The Hanyu Pinyin system was invented in Mainland China in 1952, while the TongYong Pinyin system is a variation on this system invented in Taiwan in 1998. TongYong PinYin was adopted as Taiwan's official Pinyin system in 2001.

However, due to the overwhelming dominance of the Hanyu system in worldwide Chinese education, the Hanyu system is generally known simply as Pinyin. If you studied Mandarin as a foreign language, it is likely that you learned Hanyu Pinyin.

DICTIONARY BUGS

The CCDICT dictionary is distributed by Thomas Chin in a simple, but non-standard, textual ASCII-only format. Errors in the dictionary are handled by this module internally, although occasional odd entries may result in odd data. Please send bug reports to me so I can make sure that the error is actually in the dictionary, not in this code.

STORAGE

This module is capable of parsing the CCDICT format file, and can also rewrite it in a number of other formats, including XML or as a set of BerkeleyDB files.

Each storage system is implemented via a module in the Lingua::ZH::CCDICT::Storage::* class hierarchy. All of these modules are subclasses of Lingua::ZH::CCDICT class, and implement its methods for searching the dictionary.

In addition some storage classes may offer additional methods.

Storage Subclasses

The following storage subclasses are available:

  • Lingua::ZH::CCDICT::Storage::InMemory

    This class stores the entire parsed dictionary in memory. Be forewarned, on my GNU/Linux 2.4 machine, this takes about 234 megabytes of memory. Carpe user!

    The only parameter it takes is "file", which should contain the full path to a CCDICT source file.

  • Lingua::ZH::CCDICT::Storage::XML

    This class can convert the CCDICT source file to XML, and perform searches on it using XML::Twig.

    The only parameter it takes is "xml_file", which should contain the full path to a CCDICT xml file. If the parse_source_file method is called, then the XML file specified by the "xml_file" parameter will be created, overwriting any existing data.

    This class is quite memory-efficient but searches are painfully slow.

  • Lingua::ZH::CCDICT::Storage::BerkeleyDB

    This class can convert the CCDICT source file to a set of BerkeleyDB files.

    The only parameter it takes is "work_dir". This directory will be used when creating new files from a CCDICT source file, when parse_source_file is called. Once these files exist, they can be used to perform searches.

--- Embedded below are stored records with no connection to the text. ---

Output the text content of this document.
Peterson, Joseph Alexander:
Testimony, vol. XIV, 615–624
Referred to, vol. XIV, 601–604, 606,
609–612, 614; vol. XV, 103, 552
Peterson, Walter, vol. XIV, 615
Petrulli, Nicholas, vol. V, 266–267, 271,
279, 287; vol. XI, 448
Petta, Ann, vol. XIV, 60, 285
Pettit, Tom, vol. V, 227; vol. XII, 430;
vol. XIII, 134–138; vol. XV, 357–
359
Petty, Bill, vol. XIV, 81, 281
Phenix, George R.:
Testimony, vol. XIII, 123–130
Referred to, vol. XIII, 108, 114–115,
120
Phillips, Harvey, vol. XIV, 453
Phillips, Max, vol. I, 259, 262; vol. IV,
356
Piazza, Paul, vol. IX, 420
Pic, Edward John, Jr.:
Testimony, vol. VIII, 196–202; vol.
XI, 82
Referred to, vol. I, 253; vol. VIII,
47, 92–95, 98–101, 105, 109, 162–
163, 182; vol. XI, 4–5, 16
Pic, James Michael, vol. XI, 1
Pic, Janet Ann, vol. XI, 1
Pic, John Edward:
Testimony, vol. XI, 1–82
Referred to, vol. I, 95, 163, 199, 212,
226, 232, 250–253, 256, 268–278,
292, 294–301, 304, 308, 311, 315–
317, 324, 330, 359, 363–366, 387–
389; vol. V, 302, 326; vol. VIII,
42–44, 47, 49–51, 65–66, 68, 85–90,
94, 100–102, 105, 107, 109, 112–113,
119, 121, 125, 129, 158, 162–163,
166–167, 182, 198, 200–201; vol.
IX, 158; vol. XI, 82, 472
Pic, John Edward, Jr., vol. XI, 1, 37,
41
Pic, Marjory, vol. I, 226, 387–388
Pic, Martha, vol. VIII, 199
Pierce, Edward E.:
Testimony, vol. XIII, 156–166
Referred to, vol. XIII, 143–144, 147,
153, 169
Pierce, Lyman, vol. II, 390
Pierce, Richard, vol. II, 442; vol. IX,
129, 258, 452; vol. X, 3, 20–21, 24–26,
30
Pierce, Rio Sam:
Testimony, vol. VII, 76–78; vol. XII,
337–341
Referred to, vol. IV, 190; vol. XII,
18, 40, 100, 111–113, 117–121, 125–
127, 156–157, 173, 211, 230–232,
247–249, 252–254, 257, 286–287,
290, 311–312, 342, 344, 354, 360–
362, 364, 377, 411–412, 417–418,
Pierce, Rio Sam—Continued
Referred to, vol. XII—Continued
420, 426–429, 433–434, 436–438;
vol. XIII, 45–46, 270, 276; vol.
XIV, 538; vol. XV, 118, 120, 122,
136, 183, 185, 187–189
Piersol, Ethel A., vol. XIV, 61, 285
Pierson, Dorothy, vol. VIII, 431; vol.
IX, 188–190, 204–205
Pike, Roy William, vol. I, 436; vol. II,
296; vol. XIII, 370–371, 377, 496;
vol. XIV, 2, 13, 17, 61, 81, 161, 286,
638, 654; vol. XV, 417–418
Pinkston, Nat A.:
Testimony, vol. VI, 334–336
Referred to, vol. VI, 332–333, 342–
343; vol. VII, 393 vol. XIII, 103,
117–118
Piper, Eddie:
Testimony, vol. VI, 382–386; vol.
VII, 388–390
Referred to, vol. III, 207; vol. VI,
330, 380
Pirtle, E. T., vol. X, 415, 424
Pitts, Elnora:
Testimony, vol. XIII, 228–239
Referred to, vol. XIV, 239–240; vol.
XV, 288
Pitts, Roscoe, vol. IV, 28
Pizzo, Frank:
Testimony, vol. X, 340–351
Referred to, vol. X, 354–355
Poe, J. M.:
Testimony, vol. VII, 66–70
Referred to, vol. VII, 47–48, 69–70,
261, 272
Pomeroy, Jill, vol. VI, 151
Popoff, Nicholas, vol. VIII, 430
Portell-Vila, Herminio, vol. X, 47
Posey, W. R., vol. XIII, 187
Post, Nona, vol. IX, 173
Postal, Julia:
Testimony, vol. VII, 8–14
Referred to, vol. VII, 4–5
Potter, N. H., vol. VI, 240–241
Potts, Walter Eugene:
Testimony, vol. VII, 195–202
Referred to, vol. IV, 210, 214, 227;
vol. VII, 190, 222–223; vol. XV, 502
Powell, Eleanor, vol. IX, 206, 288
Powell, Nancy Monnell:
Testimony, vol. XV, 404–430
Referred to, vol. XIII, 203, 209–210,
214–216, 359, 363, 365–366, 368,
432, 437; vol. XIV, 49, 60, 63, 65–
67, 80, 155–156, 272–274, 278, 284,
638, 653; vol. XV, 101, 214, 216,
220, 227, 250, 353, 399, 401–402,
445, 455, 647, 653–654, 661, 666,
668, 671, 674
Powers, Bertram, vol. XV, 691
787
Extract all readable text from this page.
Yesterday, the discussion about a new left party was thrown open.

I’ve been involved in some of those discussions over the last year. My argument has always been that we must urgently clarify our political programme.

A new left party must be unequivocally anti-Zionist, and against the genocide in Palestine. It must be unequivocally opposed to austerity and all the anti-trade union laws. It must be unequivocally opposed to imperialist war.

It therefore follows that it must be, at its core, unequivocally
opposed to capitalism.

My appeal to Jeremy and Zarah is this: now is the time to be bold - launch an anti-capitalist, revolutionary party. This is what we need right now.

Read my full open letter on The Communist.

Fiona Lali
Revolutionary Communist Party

    This class is the most memory-efficient of all the storage classes, as it uses BerkeleyDB cursors for result sets. It is also quite fast.

USAGE

This module allows you to look up information in the dictionary based on a number of keys. These include the Unicode character (as a character, not its number), stroke count, radical number, and any of the various romanization systems.

METHODS

These methods are always available.

  • new

    This method always takes at least one parameter, "storage". This indicates what storage subclass to use. The current options are "InMemory", "XML", and "BerkeleyDB".

    Any other parameters given will be passed to the appropriate subclass's new method.

  • parse_source_file ($filename)

    Given a source file, this will parse it and create a representation of the appropriate type.

Match methods

When doing a lookup based on the romanization of a character, the tone is indicated with a number at the end of the syllable, as opposed to using the Unicode character combining the latin letter with the diacritic.

In addition, lookups based on a Hanyu Pinyin romanization should use the u-with-umlaut character (character 252 in ASCII) rather than a doubled "u" character. Lower case should be used when doing lookups on romanizations.

The return value for any lookup will be an object of an Lingua::ZH::CCDICT::ResultSet subclass. All the subclasses share a similar interface, described below.

Result sets always return matches in ascending Unicode character order.

  • match_unicode (@chars)

    This method matches on one or more Unicode characters. Unicode characters should be given as Perl characters (i.e. chr(0x7D20)), not as a number.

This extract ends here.